Il en est de mes élucubration sur l'éducation comme de mes propos sur Roche. Je suis mauvais sur cette question qui n'a rien à voir avec l'objet de mon journal. J'ai essayé de faire de la littérature avec ce qui meublait ma vie et je me suis servi de tout ce qui pouvait faire naître en moi un sentiment (de colère souvent c'est vrai, il faut dire que c'est productif) pour me pousser à sortir le carnet et plus tard à taper sur des touches face à un écran qui nique les yeux. Mes idées sur le système éducatif, en admettant que j'en aie, ne sont pas à chercher dans un capharnaüm pseudo-intime.
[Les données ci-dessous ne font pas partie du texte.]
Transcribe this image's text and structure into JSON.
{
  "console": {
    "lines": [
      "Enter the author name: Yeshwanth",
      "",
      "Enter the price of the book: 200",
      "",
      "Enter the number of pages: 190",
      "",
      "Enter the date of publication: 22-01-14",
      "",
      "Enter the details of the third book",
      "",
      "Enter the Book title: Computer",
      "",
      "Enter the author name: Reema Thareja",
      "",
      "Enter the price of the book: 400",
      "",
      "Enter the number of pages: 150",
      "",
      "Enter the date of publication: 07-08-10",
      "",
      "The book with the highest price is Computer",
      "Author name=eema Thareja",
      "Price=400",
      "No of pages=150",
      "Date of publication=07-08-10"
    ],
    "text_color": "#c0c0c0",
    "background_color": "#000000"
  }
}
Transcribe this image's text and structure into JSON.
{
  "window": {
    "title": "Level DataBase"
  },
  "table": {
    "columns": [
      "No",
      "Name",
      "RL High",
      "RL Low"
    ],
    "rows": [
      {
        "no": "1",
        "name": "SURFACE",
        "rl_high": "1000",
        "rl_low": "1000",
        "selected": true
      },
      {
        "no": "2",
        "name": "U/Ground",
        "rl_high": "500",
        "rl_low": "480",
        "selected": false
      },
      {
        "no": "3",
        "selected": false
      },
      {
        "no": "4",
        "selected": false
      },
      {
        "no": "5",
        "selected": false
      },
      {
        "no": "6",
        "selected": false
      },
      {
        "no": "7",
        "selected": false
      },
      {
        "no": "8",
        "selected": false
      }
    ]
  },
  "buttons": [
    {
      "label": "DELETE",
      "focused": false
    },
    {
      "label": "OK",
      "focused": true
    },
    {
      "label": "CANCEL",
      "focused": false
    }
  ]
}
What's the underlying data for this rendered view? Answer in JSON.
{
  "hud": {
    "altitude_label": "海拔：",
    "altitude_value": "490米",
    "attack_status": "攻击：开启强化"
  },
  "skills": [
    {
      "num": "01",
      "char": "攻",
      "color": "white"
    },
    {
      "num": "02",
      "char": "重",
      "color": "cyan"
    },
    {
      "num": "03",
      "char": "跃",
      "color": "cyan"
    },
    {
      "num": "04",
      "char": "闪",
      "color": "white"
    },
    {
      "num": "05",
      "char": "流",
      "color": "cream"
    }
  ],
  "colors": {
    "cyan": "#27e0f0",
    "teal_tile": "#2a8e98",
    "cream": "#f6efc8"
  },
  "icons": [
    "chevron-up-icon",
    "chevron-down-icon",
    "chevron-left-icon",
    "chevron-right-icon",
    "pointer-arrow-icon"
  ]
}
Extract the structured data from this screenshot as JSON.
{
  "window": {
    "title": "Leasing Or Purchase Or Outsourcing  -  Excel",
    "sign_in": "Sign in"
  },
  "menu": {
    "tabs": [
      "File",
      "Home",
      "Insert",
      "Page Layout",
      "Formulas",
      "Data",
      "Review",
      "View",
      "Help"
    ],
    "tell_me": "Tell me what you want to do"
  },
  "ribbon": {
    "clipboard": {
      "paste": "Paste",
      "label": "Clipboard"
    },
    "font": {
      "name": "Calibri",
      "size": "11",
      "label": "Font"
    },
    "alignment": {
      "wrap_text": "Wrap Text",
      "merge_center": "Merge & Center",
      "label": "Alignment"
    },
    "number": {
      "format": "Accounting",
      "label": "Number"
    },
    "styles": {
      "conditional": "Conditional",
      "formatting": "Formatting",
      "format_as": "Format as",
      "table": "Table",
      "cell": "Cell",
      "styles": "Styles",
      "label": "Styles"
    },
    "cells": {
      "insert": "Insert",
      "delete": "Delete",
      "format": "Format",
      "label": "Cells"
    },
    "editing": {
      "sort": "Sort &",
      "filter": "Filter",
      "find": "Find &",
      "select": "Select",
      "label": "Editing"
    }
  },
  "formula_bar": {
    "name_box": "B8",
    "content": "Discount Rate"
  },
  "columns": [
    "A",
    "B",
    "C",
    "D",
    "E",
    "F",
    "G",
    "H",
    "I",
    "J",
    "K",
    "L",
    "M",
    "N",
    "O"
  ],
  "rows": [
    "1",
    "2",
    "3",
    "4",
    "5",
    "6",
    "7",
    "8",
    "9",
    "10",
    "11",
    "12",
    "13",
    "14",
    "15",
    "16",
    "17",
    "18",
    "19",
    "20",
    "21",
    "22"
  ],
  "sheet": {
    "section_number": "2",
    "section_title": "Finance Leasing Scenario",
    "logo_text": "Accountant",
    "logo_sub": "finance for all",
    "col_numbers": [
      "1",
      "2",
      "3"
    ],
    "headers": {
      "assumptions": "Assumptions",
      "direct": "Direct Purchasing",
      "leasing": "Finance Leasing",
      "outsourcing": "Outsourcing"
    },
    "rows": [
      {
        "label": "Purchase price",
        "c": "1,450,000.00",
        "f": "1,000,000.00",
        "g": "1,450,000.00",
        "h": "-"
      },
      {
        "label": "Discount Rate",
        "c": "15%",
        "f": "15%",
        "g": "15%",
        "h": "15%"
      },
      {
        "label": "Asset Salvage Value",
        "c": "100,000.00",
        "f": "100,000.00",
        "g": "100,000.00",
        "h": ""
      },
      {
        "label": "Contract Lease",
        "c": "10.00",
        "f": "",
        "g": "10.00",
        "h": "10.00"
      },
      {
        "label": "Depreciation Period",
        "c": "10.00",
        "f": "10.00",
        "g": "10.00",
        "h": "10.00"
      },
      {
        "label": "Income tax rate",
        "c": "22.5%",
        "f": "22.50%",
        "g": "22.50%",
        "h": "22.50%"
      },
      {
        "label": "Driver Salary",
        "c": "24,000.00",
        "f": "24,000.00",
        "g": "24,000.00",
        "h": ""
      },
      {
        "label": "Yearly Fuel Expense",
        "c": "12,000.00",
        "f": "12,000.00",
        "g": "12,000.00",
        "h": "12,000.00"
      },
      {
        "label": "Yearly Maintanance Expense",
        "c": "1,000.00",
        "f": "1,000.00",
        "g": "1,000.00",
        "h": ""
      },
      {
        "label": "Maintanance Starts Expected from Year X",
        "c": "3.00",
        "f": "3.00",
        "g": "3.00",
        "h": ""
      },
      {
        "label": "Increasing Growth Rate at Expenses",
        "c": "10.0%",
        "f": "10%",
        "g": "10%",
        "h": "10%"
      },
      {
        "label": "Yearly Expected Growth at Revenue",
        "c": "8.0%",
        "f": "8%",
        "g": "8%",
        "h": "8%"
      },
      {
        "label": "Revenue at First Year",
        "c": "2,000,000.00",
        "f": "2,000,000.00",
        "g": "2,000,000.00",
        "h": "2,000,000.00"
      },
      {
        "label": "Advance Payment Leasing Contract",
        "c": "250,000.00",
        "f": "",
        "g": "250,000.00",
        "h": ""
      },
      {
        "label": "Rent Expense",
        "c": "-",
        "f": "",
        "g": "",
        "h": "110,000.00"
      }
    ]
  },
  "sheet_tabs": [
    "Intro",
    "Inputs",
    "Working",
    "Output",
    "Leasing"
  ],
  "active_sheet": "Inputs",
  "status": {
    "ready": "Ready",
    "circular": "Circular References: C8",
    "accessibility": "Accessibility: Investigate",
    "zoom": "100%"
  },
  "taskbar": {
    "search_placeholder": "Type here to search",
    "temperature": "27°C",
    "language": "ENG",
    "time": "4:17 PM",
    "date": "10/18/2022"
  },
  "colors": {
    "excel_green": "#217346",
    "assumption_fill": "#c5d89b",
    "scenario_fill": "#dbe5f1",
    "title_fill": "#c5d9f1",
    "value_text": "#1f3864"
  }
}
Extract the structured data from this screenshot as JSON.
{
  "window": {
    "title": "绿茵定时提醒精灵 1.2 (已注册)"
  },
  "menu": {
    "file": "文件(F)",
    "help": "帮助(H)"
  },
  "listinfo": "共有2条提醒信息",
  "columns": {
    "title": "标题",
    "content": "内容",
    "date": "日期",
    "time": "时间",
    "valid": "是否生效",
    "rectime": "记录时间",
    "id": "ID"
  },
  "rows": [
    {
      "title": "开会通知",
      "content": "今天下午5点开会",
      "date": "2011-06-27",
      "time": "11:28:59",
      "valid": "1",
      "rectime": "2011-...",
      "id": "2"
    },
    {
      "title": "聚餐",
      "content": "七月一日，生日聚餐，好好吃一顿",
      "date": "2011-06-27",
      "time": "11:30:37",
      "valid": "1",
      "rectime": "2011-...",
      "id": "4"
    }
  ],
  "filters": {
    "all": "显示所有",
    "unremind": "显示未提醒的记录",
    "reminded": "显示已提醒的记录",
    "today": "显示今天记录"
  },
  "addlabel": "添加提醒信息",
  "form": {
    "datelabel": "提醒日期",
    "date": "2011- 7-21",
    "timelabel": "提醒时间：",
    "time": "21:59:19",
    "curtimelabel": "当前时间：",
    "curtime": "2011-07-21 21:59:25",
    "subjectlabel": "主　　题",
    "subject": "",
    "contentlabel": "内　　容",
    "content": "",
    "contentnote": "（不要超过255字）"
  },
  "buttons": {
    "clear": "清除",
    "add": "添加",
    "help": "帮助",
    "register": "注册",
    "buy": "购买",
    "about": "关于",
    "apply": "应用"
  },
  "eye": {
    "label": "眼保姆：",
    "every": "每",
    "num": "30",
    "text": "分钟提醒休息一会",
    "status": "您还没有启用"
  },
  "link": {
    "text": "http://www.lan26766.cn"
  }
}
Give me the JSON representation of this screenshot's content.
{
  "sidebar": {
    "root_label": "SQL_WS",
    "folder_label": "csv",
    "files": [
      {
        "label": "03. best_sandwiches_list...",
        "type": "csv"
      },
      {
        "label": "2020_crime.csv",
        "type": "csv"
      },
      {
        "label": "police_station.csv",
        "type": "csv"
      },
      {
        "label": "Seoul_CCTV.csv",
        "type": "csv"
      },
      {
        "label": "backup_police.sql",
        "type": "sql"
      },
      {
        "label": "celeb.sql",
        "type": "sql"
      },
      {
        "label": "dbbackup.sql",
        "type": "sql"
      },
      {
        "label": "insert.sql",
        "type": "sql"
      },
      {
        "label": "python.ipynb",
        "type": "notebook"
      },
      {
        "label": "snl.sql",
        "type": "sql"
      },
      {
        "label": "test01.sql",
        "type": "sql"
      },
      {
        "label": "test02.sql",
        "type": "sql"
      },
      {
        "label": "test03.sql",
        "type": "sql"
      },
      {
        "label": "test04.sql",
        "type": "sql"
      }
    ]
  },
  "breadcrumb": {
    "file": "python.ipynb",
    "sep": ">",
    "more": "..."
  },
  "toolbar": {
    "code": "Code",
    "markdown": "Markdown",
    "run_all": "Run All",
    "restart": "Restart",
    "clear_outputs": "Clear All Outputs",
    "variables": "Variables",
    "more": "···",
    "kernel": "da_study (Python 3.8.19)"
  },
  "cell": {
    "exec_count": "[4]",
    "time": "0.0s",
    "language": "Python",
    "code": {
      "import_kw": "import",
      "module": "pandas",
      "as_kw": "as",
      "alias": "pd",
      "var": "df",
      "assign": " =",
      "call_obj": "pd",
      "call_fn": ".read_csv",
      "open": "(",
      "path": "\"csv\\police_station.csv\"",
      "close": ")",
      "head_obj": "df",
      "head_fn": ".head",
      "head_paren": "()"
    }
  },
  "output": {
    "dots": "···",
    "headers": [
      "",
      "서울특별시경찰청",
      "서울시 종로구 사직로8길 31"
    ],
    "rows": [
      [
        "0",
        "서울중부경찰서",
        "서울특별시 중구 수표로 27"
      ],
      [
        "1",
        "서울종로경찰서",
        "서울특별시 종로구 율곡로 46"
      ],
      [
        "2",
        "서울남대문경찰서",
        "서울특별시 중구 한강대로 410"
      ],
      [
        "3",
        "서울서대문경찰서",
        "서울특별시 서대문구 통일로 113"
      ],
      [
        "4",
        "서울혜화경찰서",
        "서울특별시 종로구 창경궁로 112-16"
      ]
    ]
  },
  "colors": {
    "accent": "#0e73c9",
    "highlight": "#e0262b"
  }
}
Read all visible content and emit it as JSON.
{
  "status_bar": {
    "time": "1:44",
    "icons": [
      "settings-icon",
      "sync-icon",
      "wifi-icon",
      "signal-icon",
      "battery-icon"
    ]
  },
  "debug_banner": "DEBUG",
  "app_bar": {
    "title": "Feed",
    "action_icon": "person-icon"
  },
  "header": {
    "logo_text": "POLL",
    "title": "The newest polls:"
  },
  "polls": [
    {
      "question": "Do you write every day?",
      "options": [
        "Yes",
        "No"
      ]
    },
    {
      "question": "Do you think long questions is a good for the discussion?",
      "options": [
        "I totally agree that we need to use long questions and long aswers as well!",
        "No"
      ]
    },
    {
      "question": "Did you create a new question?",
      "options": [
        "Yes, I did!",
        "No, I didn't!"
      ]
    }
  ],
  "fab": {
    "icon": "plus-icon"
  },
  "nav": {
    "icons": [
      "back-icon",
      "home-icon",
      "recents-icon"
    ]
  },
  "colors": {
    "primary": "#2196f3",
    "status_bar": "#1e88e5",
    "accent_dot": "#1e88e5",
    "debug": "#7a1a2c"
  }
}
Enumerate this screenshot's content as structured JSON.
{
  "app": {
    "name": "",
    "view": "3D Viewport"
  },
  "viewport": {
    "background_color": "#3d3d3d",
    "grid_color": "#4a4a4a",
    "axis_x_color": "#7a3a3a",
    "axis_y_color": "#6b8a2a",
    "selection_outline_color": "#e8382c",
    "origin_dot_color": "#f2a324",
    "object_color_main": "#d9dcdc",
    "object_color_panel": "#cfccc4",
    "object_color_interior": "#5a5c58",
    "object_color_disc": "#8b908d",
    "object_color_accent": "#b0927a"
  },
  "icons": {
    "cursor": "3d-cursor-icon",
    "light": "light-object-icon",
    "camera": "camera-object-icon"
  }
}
Aucun collègue n'a jamais lu une ligne de mon journal.

Le choix ? Quel choix ? Si j'avais des millions comme dit la chanson, je ne roulerai pas en Ferrari ni n'habiterais Beverly Hills, mais j'écrirais, c'est certain. Ma boîte comme vous dites, et le terme est bon, me permet d'assurer à ma famille une vie correcte et je lui en suis reconnaissant.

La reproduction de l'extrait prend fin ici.